Sixty-nine percent approve of Obama choosing Hillary Clinton as secretary of state
PRINCETON, NJ -- Americans widely approve of Barack Obama's decisions, announced on Monday, to name Hillary Clinton secretary of state and to ask Robert Gates to stay on as secretary of defense.
These results are based on a one-night USA Today/Gallup reaction poll conducted Dec. 1, just after Obama announced his national security team.
During the recent period of speculation that Obama would appoint his chief rival for the Democratic presidential nomination as his secretary of state, a Gallup poll conducted Nov. 18 found a majority of Americans (57%) in favor of him making that choice. Now that he has officially named Clinton as the nation's top diplomatic official, the percentage that supports the move has risen closer to 70%.
Support for the Gates appointment is higher than for the Clinton selection primarily because Republicans are much more likely to approve of Gates serving as secretary of defense than they are of Clinton as secretary of state. That, no doubt, reflects the fact that Gates has served under Republican presidents in the past, including both George W. Bush and George H.W. Bush. Democrats are slightly more likely to approve of the Clinton choice, but think highly of both choices.
At a more basic level, 78% of Americans approve of the way Obama is handling his presidential transition, with only 13% disapproving. A majority of Democrats (94%), independents (79%), and Republicans (57%) say they approve.
That overall 78% approval rating compares favorably to the reaction Americans had to George W. Bush's transition, for which an average of 63% approved in January 2001, and Bill Clinton's transition, when an average of 66% approved from November 1992 through January 1993.
One of the most frequent criticisms of Obama's staff selections is that many held key roles in Bill Clinton's administration. To some, that does not reflect the "change" that Obama promised to deliver if elected. Nevertheless, Americans view the Obama-Clinton connection in positive terms, with a slim majority believing Obama's government will be "more effective" with the former Clinton officials in key positions. Only 14% say it will make his government "less effective," and 28% believe it will "not make much difference".
Democrats seem particularly unfazed by the number of former Clinton officials in the new administration, as only 3% say his government will be less effective as a result. The vast majority of Democrats say it will be more effective (77%). Republicans are most likely to believe Obama will be poorly served by the former Clinton staffers (28%), but the plurality of Republicans say it will not make much difference.
Majority Favors Obama Stimulus Package
Since Obama was elected, he has promised to make the economy his top priority, and has pledged to work with his economic advisers to come up with a proposal that Congress can vote on shortly after he takes office Jan. 20. This package is expected to be large and expensive, estimated by some to have a price tag of $500 billion to $700 billion. When asked whether they would favor such a measure, 58% of Americans say they would and 33% say they would oppose it.
While Democrats largely favor this planned economic stimulus package (77%), Republicans oppose it by about a 2-to-1 margin (32% in favor, 63% opposed).

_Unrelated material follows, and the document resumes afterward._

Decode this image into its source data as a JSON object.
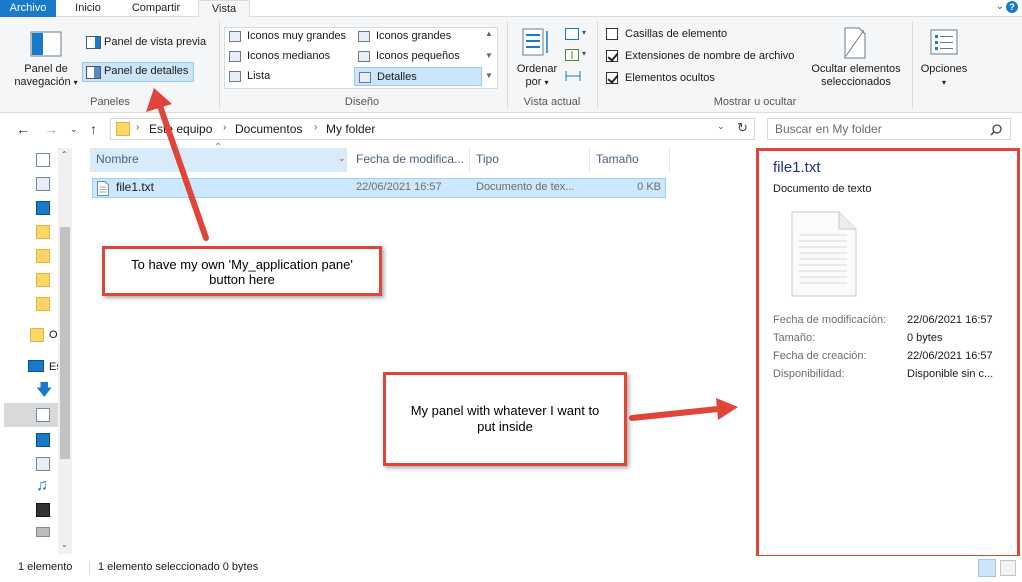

It is common for presidents to enjoy a "honeymoon period" once they take office, but that era of good will seems to begin even before the president-elect takes office. To date, Americans have largely been supportive of Obama's appointments and actions to date, and initially seem to be in favor of what is likely to be his key policy initiative once he takes office -- a large economic stimulus package.
Results are based on telephone interviews with 1,010 national adults, aged 18 and older, conducted Dec. 1, 2008. For results based on the total sample of national adults, one can say with 95% confidence that the maximum margin of sampling error is ±3 percentage points.
Interviews are conducted with respondents on land-line telephones (for respondents with a land-line telephone) and cellular phones (for respondents who are cell-phone only).
In addition to sampling error, question wording and practical difficulties in conducting surveys can introduce error or bias into the findings of public opinion polls.
Polls conducted entirely in one day, such as this one, are subject to additional error or bias not found in polls conducted over several days.